If you want to see my dog Zero go nuts, just open the door to our back yard when a squirrel is scampering by. He'll launch himself off the back porch like he's been shot out of a cannon, bellowing like a mad dog! If he could speak 'human', he'd probably be saying, "Get the hell outta my yard!!!"
No, Zero is no fan of squirrels.
Charles T. Coiner, an art director at N. W. Ayers of Philadelphia and a distinguished member of the Art Directors Club of New York, was no fan of squirrels either. In 1941, in an article for the 19th Art Directors Annual, Coiner wrote, "Several years ago, a young man from Montana sent a collection of drawings East for criticism. He was interested in art for advertising and wanted to know if his drawings had any value."
"The first drawing in his portfolio was a pen and ink sketch of a squirrel."
"The one underneath that was also a squirrel, and in fact, every drawing in the package was of a squirrel in one perspective or another - all rendered in the same technique, pen and ink."
"He had done everything but turn a squirrel inside out in his attempt to cover all possible angles of squirrel life. They were all well drawn."
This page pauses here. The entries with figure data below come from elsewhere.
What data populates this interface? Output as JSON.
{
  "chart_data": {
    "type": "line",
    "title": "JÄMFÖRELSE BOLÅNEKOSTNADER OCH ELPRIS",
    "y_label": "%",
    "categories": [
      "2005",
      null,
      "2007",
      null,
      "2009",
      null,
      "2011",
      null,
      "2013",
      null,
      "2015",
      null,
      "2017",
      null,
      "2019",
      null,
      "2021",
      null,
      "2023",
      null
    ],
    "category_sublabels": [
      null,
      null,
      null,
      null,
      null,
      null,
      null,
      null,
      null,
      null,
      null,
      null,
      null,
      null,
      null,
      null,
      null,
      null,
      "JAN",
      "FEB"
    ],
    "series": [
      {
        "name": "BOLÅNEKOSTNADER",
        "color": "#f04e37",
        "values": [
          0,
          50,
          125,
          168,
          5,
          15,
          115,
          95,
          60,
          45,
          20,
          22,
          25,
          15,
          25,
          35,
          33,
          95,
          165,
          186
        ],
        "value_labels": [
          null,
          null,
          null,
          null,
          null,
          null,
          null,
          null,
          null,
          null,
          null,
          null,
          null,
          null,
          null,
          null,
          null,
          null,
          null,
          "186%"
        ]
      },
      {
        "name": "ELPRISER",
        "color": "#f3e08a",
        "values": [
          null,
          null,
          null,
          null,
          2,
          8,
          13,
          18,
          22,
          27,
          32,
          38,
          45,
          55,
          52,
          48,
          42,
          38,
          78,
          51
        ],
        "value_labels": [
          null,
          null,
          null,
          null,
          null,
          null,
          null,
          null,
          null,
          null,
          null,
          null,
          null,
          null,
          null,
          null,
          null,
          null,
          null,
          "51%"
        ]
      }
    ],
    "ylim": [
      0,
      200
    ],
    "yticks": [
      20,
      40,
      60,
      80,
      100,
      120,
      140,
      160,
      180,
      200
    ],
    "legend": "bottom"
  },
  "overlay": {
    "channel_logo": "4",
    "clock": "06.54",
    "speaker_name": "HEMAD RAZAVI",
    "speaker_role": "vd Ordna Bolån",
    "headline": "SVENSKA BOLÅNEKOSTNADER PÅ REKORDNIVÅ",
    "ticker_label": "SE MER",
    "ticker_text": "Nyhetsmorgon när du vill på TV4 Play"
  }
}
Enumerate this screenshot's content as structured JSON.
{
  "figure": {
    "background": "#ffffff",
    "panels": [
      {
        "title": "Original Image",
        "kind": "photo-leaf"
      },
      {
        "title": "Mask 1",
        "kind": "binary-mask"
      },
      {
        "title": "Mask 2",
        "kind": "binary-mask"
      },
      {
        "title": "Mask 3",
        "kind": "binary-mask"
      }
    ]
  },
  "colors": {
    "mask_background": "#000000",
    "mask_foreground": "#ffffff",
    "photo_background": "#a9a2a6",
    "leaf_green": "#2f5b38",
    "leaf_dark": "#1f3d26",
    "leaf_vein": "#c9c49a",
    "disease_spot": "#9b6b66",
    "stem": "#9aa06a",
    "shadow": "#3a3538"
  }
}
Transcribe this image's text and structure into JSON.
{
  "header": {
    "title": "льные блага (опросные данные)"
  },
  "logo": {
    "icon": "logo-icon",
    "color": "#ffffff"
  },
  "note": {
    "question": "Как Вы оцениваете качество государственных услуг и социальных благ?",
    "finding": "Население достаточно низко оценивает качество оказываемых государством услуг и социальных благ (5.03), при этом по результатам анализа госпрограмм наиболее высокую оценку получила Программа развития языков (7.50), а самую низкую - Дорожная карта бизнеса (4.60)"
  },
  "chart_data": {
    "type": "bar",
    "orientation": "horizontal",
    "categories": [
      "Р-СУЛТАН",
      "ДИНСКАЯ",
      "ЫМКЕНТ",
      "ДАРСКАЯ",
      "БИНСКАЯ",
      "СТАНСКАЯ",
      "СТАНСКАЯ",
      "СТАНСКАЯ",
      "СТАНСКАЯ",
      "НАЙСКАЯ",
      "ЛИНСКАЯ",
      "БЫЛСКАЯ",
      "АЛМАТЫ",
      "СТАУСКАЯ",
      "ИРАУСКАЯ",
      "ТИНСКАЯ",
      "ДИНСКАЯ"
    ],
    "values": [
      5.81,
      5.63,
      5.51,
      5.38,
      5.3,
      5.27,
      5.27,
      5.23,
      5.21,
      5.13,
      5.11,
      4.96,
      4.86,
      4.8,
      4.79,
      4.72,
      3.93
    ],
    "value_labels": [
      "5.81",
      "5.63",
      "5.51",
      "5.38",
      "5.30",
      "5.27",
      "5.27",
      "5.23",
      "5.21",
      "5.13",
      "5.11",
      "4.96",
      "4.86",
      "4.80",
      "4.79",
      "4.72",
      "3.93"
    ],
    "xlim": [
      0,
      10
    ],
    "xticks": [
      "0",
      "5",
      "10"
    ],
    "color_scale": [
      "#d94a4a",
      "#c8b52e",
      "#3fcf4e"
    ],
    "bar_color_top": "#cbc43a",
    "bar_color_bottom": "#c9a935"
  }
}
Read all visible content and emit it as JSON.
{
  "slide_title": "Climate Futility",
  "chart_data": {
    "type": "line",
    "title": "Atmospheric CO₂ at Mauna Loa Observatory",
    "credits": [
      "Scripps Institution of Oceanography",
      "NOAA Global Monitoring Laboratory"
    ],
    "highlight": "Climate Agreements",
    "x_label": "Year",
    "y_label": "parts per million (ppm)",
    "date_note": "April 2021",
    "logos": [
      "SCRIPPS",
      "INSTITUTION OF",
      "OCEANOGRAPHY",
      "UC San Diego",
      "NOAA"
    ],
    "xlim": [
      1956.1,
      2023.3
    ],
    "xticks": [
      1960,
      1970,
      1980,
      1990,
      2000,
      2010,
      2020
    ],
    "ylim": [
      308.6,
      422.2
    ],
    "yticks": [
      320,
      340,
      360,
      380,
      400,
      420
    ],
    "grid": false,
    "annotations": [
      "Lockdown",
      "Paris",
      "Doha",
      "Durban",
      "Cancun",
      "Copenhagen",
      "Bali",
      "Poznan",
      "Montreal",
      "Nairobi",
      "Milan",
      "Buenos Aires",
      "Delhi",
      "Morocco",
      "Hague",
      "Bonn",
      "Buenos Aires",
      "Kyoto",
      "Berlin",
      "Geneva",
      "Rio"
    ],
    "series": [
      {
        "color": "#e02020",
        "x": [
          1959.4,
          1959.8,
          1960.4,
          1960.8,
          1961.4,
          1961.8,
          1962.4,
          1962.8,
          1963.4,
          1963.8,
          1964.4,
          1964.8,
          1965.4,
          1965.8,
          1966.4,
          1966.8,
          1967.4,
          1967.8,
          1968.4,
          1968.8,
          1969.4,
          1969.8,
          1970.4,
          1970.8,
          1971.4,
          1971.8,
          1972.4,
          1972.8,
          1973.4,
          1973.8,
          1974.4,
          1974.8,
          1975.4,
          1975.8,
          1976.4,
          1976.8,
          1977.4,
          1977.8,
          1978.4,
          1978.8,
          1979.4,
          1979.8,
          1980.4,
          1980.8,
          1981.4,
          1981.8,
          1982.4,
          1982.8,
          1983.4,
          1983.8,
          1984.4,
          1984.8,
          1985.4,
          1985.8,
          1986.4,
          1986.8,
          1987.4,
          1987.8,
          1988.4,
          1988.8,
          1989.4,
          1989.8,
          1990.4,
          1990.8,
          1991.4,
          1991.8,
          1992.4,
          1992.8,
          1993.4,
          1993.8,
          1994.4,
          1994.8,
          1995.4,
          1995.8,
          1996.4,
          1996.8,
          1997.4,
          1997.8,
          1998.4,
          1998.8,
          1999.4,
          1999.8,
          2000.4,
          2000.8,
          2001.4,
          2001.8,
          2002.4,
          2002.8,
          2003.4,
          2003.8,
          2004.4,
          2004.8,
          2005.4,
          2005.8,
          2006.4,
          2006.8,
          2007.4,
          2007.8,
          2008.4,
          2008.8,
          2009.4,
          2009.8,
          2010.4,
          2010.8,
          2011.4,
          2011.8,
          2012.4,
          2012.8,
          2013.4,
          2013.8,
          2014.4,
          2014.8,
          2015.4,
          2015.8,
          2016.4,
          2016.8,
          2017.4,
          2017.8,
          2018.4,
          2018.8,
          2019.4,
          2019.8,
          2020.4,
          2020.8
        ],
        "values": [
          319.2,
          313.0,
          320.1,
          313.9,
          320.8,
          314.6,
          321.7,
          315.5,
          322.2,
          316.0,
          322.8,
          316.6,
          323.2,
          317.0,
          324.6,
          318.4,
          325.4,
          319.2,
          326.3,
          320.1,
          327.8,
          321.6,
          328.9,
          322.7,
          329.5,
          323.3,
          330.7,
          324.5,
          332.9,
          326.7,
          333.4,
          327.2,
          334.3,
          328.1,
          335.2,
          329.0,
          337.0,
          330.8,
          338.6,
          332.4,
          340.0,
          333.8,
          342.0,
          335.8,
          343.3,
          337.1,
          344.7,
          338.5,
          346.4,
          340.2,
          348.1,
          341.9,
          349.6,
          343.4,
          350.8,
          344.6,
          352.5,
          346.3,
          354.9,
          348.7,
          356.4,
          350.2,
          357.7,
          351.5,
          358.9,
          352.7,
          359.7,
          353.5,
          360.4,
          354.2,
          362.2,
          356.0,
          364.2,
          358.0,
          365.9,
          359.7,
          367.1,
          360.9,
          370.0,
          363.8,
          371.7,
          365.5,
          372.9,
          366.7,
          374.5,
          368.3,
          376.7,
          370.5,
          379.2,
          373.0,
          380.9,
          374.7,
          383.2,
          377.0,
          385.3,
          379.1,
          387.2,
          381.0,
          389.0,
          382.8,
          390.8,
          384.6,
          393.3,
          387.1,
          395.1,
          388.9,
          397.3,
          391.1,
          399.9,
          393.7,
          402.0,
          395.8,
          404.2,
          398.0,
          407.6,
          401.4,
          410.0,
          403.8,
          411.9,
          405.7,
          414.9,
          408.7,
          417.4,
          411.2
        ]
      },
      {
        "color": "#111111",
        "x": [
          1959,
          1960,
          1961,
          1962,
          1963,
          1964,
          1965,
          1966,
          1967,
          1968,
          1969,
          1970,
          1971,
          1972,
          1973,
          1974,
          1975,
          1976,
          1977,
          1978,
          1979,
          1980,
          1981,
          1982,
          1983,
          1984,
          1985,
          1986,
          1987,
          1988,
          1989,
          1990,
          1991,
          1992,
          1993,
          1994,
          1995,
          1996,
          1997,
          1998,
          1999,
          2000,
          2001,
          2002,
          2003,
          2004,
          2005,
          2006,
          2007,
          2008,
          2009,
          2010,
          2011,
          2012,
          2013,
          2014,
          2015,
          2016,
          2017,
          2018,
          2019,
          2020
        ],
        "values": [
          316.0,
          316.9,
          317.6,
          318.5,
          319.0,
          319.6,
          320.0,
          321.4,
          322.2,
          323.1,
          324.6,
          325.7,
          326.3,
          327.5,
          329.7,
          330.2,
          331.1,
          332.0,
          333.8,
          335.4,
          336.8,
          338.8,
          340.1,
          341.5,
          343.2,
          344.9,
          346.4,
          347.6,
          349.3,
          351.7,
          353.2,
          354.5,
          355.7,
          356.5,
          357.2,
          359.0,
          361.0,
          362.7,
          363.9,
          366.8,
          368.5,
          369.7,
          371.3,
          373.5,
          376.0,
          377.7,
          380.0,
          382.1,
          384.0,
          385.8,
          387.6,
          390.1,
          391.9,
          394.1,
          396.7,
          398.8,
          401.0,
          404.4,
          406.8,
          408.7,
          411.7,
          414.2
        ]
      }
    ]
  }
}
"He had shown them to the nature and hunting magazines, but it isn't often that you get a story about nothing but squirrels. I suggested that he apply his technique to some other subject. He followed the advice, but his attempts were feeble. Obviously this fellow was interested in squirrels - nothing else.
"Now one squirrel may be cute and interesting indeed. But it is surprising how monotonous the subject can be when every pen stroke is in just the right place, and every face has the same expression."
Coiner concludes, "I think advertising artists will know what I mean when I say there are too many 'squirrels' in advertising art. The same old subjects are handled in the same old way month after month."
Almost 60 years have passed since Charles T. Coiner wrote those sagacious words... has anything really changed? Illustrators today offer a greater variety of styles and techniques than ever before... the Internet offers an overabundance of websites, blogs, art communities and illustration portals. Yet never has the profession been so undervalued by the advertising industry and never so thoroughly disregarded by its clients.
In his 1941 article Coiner wrote, "Food, cosmetics, automobiles, in fact the larger the industry, the more limited the format of its advertising seems to be." Looking around, can anyone honestly say things have improved?
One of my hopes is that visitors to this blog learn from the past, be inspired by its sucesses and (hopefully) avoid its mistakes. In the midst of this worldwide financial mess, will advertisers finally decide that they must find a way to stand out from the crowd? When all your competitors are using the same old tedious photography, will someone take the bold initiative and let us illustrators show you what we can do?
Just thinking about the wasted potential of all that creative energy makes me as mad as Zero must get when he sees those dang squirrels capering around his yard. Well nuts to squirrels, says I!
Let's make 2009 the year we finally chase the squirrels out of our yard!
* With apologies to Lockhart, Bomberger, Ward, Hauge, and the unknown illustrators above whose varied and excellent interpretations of squirrels helped prove my point.